Today, Microsoft quietly announced that both MapPoint, and its consumer facing subset Streets & Trips (the “#1 best-selling travel and map software for 13 years straight), would be coming to end of life as of the end of this year. Perhaps most surprising in these announcements is that either product still lingered on after all these years, as the idea of a standalone map product installation seems ancient now in the world of online mapping, location services, and our increasingly mobile world.
MapPoint served not only to display maps, particularly within other applications such as Microsoft Office, but allowed businesses and developers to use the maps to overlay proprietary information on top of them, in a sort of a GIS hybrid. Streets and Trips offered locally installed versions of area street maps, along with at one time an ever increasing set of peripheral information, including campgrounds, state and national parks, gas stations, landmarks, casinos, amusement parks, and more.

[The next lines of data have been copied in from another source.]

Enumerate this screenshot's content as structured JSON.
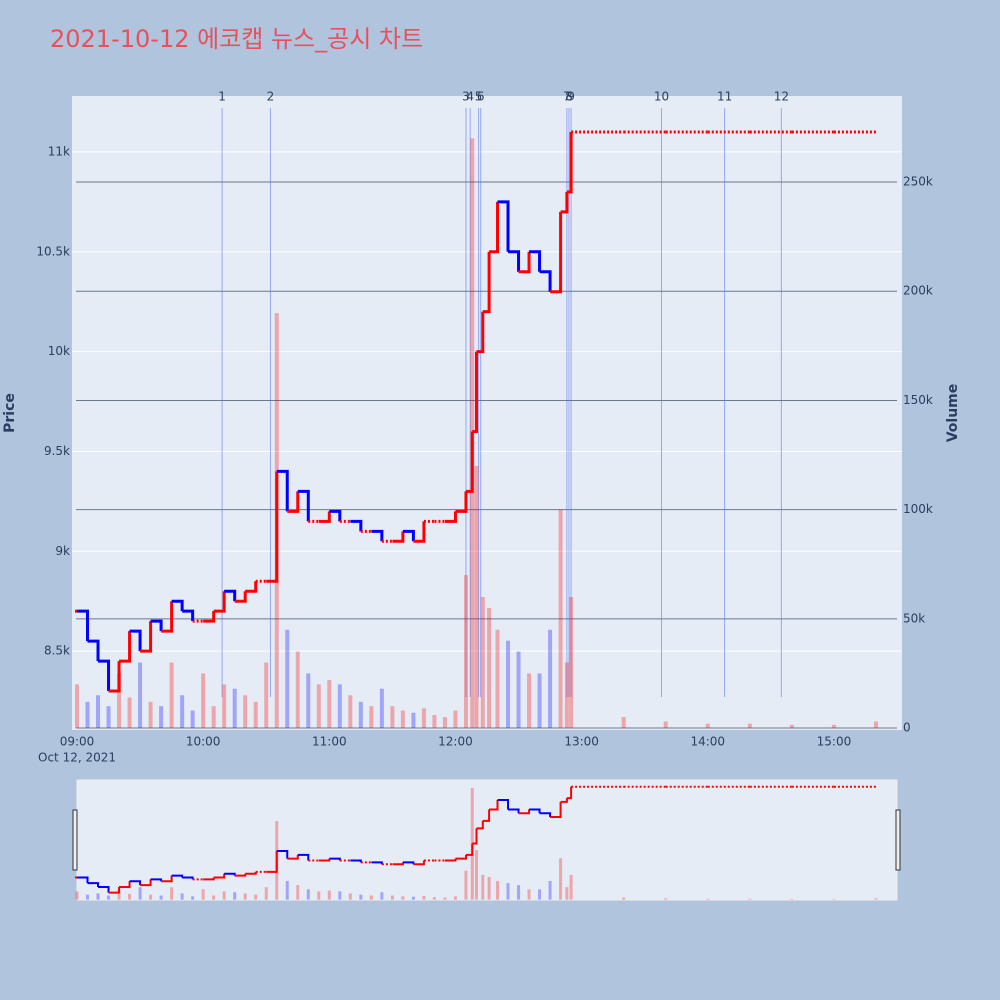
{
  "chart_data": {
    "type": "price-volume",
    "title": "2021-10-12 에코캡 뉴스_공시 차트",
    "y_label": "Price",
    "y2_label": "Volume",
    "date_label": "Oct 12, 2021",
    "up_color": "#ff0000",
    "down_color": "#0000ff",
    "x": [
      "09:00",
      "09:05",
      "09:10",
      "09:15",
      "09:20",
      "09:25",
      "09:30",
      "09:35",
      "09:40",
      "09:45",
      "09:50",
      "09:55",
      "10:00",
      "10:05",
      "10:10",
      "10:15",
      "10:20",
      "10:25",
      "10:30",
      "10:35",
      "10:40",
      "10:45",
      "10:50",
      "10:55",
      "11:00",
      "11:05",
      "11:10",
      "11:15",
      "11:20",
      "11:25",
      "11:30",
      "11:35",
      "11:40",
      "11:45",
      "11:50",
      "11:55",
      "12:00",
      "12:05",
      "12:08",
      "12:10",
      "12:13",
      "12:16",
      "12:20",
      "12:25",
      "12:30",
      "12:35",
      "12:40",
      "12:45",
      "12:50",
      "12:53",
      "12:55",
      "13:20",
      "13:40",
      "14:00",
      "14:20",
      "14:40",
      "15:00",
      "15:20"
    ],
    "price": [
      8700,
      8550,
      8450,
      8300,
      8450,
      8600,
      8500,
      8650,
      8600,
      8750,
      8700,
      8650,
      8650,
      8700,
      8800,
      8750,
      8800,
      8850,
      8850,
      9400,
      9200,
      9300,
      9150,
      9150,
      9200,
      9150,
      9150,
      9100,
      9100,
      9050,
      9050,
      9100,
      9050,
      9150,
      9150,
      9150,
      9200,
      9300,
      9600,
      10000,
      10200,
      10500,
      10750,
      10500,
      10400,
      10500,
      10400,
      10300,
      10700,
      10800,
      11100,
      11100,
      11100,
      11100,
      11100,
      11100,
      11100,
      11100
    ],
    "volume": [
      20000,
      12000,
      15000,
      10000,
      25000,
      14000,
      30000,
      12000,
      10000,
      30000,
      15000,
      8000,
      25000,
      10000,
      20000,
      18000,
      15000,
      12000,
      30000,
      190000,
      45000,
      35000,
      25000,
      20000,
      22000,
      20000,
      15000,
      12000,
      10000,
      18000,
      10000,
      8000,
      7000,
      9000,
      6000,
      5000,
      8000,
      70000,
      270000,
      120000,
      60000,
      55000,
      45000,
      40000,
      35000,
      25000,
      25000,
      45000,
      100000,
      30000,
      60000,
      5000,
      3000,
      2000,
      2000,
      1500,
      1500,
      3000
    ],
    "events": [
      {
        "label": "1",
        "x": "10:09"
      },
      {
        "label": "2",
        "x": "10:32"
      },
      {
        "label": "3",
        "x": "12:05"
      },
      {
        "label": "4",
        "x": "12:07"
      },
      {
        "label": "5",
        "x": "12:11"
      },
      {
        "label": "6",
        "x": "12:12"
      },
      {
        "label": "7",
        "x": "12:53"
      },
      {
        "label": "8",
        "x": "12:54"
      },
      {
        "label": "9",
        "x": "12:55"
      },
      {
        "label": "10",
        "x": "13:38"
      },
      {
        "label": "11",
        "x": "14:08"
      },
      {
        "label": "12",
        "x": "14:35"
      }
    ],
    "xlim": [
      "09:00",
      "15:30"
    ],
    "xticks": [
      "09:00",
      "10:00",
      "11:00",
      "12:00",
      "13:00",
      "14:00",
      "15:00"
    ],
    "ylim": [
      8105,
      11280
    ],
    "yticks": [
      {
        "value": 8500,
        "label": "8.5k"
      },
      {
        "value": 9000,
        "label": "9k"
      },
      {
        "value": 9500,
        "label": "9.5k"
      },
      {
        "value": 10000,
        "label": "10k"
      },
      {
        "value": 10500,
        "label": "10.5k"
      },
      {
        "value": 11000,
        "label": "11k"
      }
    ],
    "y2lim": [
      -900,
      289400
    ],
    "y2ticks": [
      0,
      {
        "value": 50000,
        "label": "50k"
      },
      {
        "value": 100000,
        "label": "100k"
      },
      {
        "value": 150000,
        "label": "150k"
      },
      {
        "value": 200000,
        "label": "200k"
      },
      {
        "value": 250000,
        "label": "250k"
      }
    ]
  }
}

Microsoft is suggesting that current users switch to Bing Maps, and that MapPoint users can use PowerBI for Excel for data visualization, and the Bing Maps API and SDKs for custom development. But while most users stopped using either MapPoint or Streets & Trips long ago (and to be honest, most probably switched to the more feature complete Google Maps products, even though professional use of them is no longer free), users, both current and future, are going to have to scramble to make Bing Maps work for them.

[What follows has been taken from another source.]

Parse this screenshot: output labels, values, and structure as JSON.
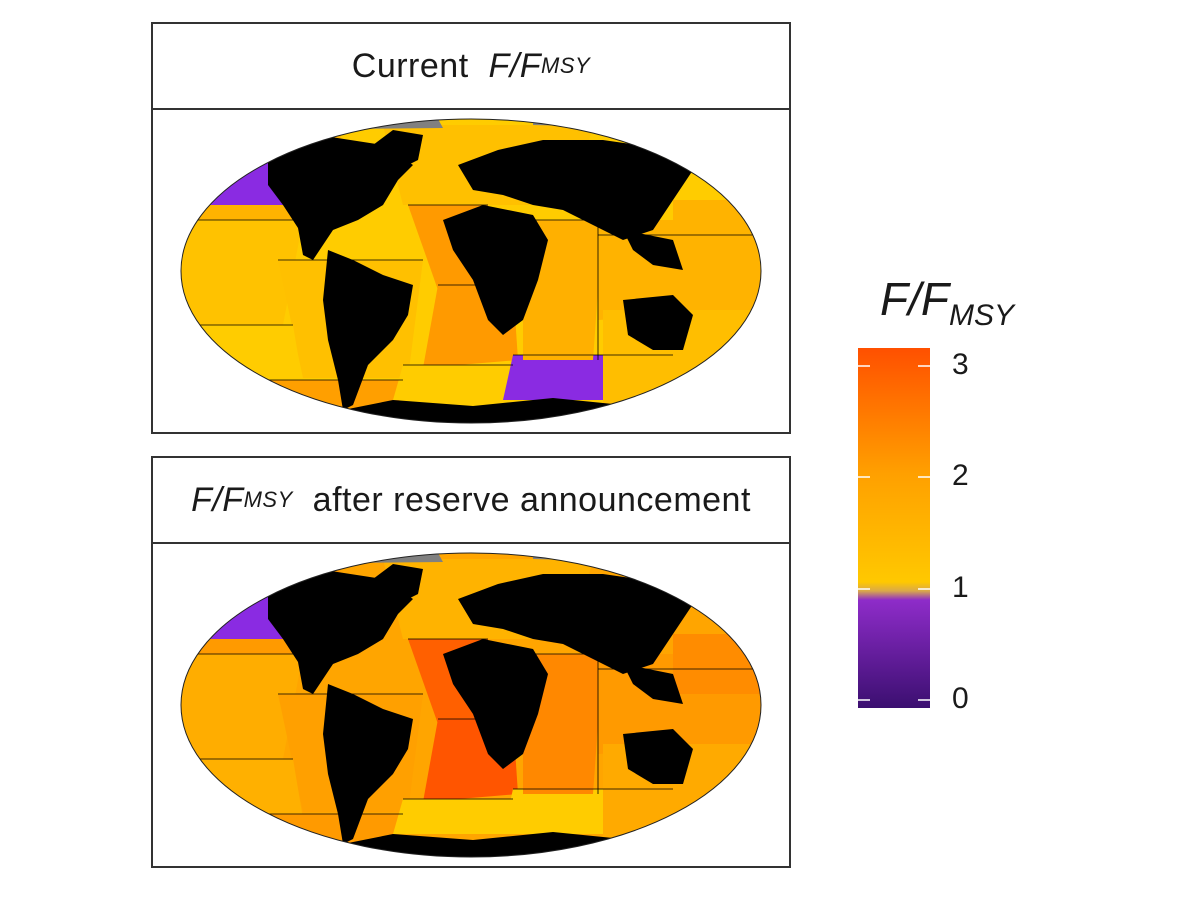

Probably the most glaring omission with Bing Maps is the inability to download maps for offline use, and that opens up the Bing Maps / Nokia HERE Maps can of worms, as HERE Maps includes an download for offline component while Bing Maps doesn’t. When Microsoft, with then CEO Steve Ballmer at the helm, sought to acquire Nokia, the initial plan was for HERE Maps to be included in the deal. That ended up not being the case however, and some reports have Microsoft’s Board, who were not convinced of the wisdom of the Nokia deal to begin with, as axing the maps part of the deal. In March of this year, The Times of India reported that both Satya Nadella and Bill Gates were against the Nokia deal, but Ballmer insisted, and tried to get HERE Maps, too:
Ballmer’s initial plan was to acquire Nokia’s handset business as well as its mapping unit. In the end, though, Microsoft only acquired the mobile division, and only licensed the Here Maps from Nokia. The Microsoft Board reportedly rejected the first deal as too expensive and complex, including not only the handset division but also a mapping unit Microsoft didn’t need.

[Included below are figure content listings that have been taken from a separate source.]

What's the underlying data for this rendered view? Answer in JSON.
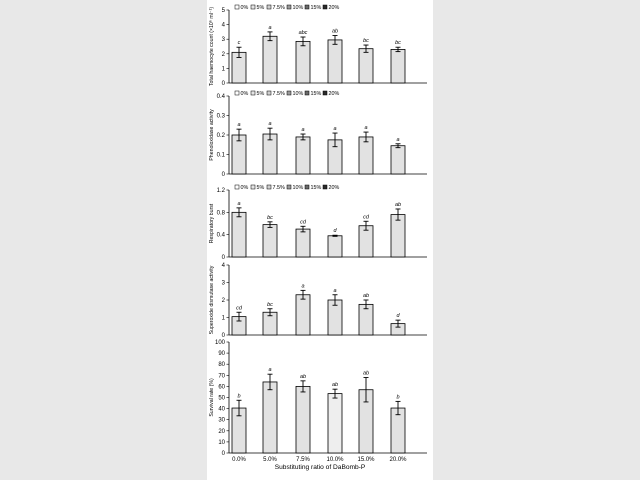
{
  "x_axis": {
    "categories": [
      "0.0%",
      "5.0%",
      "7.5%",
      "10.0%",
      "15.0%",
      "20.0%"
    ],
    "label": "Substituting ratio of DaBomb-P"
  },
  "legend": {
    "entries": [
      {
        "label": "0%",
        "color": "#ffffff"
      },
      {
        "label": "5%",
        "color": "#e4e4e4"
      },
      {
        "label": "7.5%",
        "color": "#cfcfcf"
      },
      {
        "label": "10%",
        "color": "#9a9a9a"
      },
      {
        "label": "15%",
        "color": "#6a6a6a"
      },
      {
        "label": "20%",
        "color": "#2a2a2a"
      }
    ]
  },
  "colors": {
    "bar_fill": "#e2e2e2",
    "bar_fill_highlight": "#eeeeee",
    "axis": "#000000"
  },
  "chart_data": [
    {
      "type": "bar",
      "ylabel": "Total haemocyte count (×10⁶ ml⁻¹)",
      "ylim": [
        0,
        5
      ],
      "yticks": [
        "0",
        "1",
        "2",
        "3",
        "4",
        "5"
      ],
      "categories": [
        "0.0%",
        "5.0%",
        "7.5%",
        "10.0%",
        "15.0%",
        "20.0%"
      ],
      "values": [
        2.1,
        3.2,
        2.85,
        2.95,
        2.35,
        2.3
      ],
      "errors": [
        0.35,
        0.3,
        0.3,
        0.3,
        0.25,
        0.15
      ],
      "labels": [
        "c",
        "a",
        "abc",
        "ab",
        "bc",
        "bc"
      ],
      "legend": true
    },
    {
      "type": "bar",
      "ylabel": "Phenoloxidase activity",
      "ylim": [
        0,
        0.4
      ],
      "yticks": [
        "0",
        "0.1",
        "0.2",
        "0.3",
        "0.4"
      ],
      "categories": [
        "0.0%",
        "5.0%",
        "7.5%",
        "10.0%",
        "15.0%",
        "20.0%"
      ],
      "values": [
        0.2,
        0.205,
        0.19,
        0.175,
        0.19,
        0.145
      ],
      "errors": [
        0.03,
        0.03,
        0.015,
        0.035,
        0.025,
        0.01
      ],
      "labels": [
        "a",
        "a",
        "a",
        "a",
        "a",
        "a"
      ],
      "legend": true
    },
    {
      "type": "bar",
      "ylabel": "Respiratory burst",
      "ylim": [
        0,
        1.2
      ],
      "yticks": [
        "0",
        "0.4",
        "0.8",
        "1.2"
      ],
      "categories": [
        "0.0%",
        "5.0%",
        "7.5%",
        "10.0%",
        "15.0%",
        "20.0%"
      ],
      "values": [
        0.8,
        0.58,
        0.5,
        0.38,
        0.56,
        0.76
      ],
      "errors": [
        0.08,
        0.05,
        0.05,
        0.01,
        0.08,
        0.1
      ],
      "labels": [
        "a",
        "bc",
        "cd",
        "d",
        "cd",
        "ab"
      ],
      "legend": true
    },
    {
      "type": "bar",
      "ylabel": "Superoxide dismutase activity",
      "ylim": [
        0,
        4
      ],
      "yticks": [
        "0",
        "1",
        "2",
        "3",
        "4"
      ],
      "categories": [
        "0.0%",
        "5.0%",
        "7.5%",
        "10.0%",
        "15.0%",
        "20.0%"
      ],
      "values": [
        1.05,
        1.3,
        2.3,
        2.0,
        1.75,
        0.65
      ],
      "errors": [
        0.25,
        0.2,
        0.25,
        0.3,
        0.25,
        0.2
      ],
      "labels": [
        "cd",
        "bc",
        "a",
        "a",
        "ab",
        "d"
      ],
      "legend": false
    },
    {
      "type": "bar",
      "ylabel": "Survival rate (%)",
      "ylim": [
        0,
        100
      ],
      "yticks": [
        "0",
        "10",
        "20",
        "30",
        "40",
        "50",
        "60",
        "70",
        "80",
        "90",
        "100"
      ],
      "categories": [
        "0.0%",
        "5.0%",
        "7.5%",
        "10.0%",
        "15.0%",
        "20.0%"
      ],
      "values": [
        40.5,
        64,
        60,
        53.5,
        57,
        40.5
      ],
      "errors": [
        7,
        7,
        5,
        4,
        11,
        6
      ],
      "labels": [
        "b",
        "a",
        "ab",
        "ab",
        "ab",
        "b"
      ],
      "highlight_index": 3,
      "legend": false
    }
  ]
}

Still, Microsoft laid out plans for the continued use of HERE Maps in the Investor Relations call presented at the Nokia acquisition announcement, in September 2013:
What still remains unclear, however, is how Microsoft plans to consolidate Bing Maps (which uses, among others, Nokia provided information but lays its own interface on top) with HERE Maps, which up until now have been a somewhat confusing element of Nokia branded Windows Phones (and which according to the slide above, Microsoft owns “rights equivalent to ownership”). Are Microsoft users supposed to use Bing Maps, or HERE Maps? For users of Streets & Trips (and admittedly, that’s not many users), the choice is fairly simple: in order to continue to have offline access to maps, they need to choose HERE instead of Bing Maps, in contrast to what Microsoft proposes.
It’s pretty simple: Microsoft needs one mapping service brand, connected to all of its consumer facing devices and services, offering a full set of features all under one roof. Anything less than that is too confusing. If we take Microsoft’s decision to shut down MapPoint and Streets & Trips as an effort at consolidation, then that’s certainly a good first step in solving the branding. Stephen Elop promised as early as January of 2012, that “across all the Microsoft properties including Bing maps, more and more work will be done by Nokia”. Of course this was well before the acquisition by Microsoft of Nokia’s phones businesses, but the fact remains that here we are, close to three years later, and Microsoft’s map branding remains almost as murky as ever.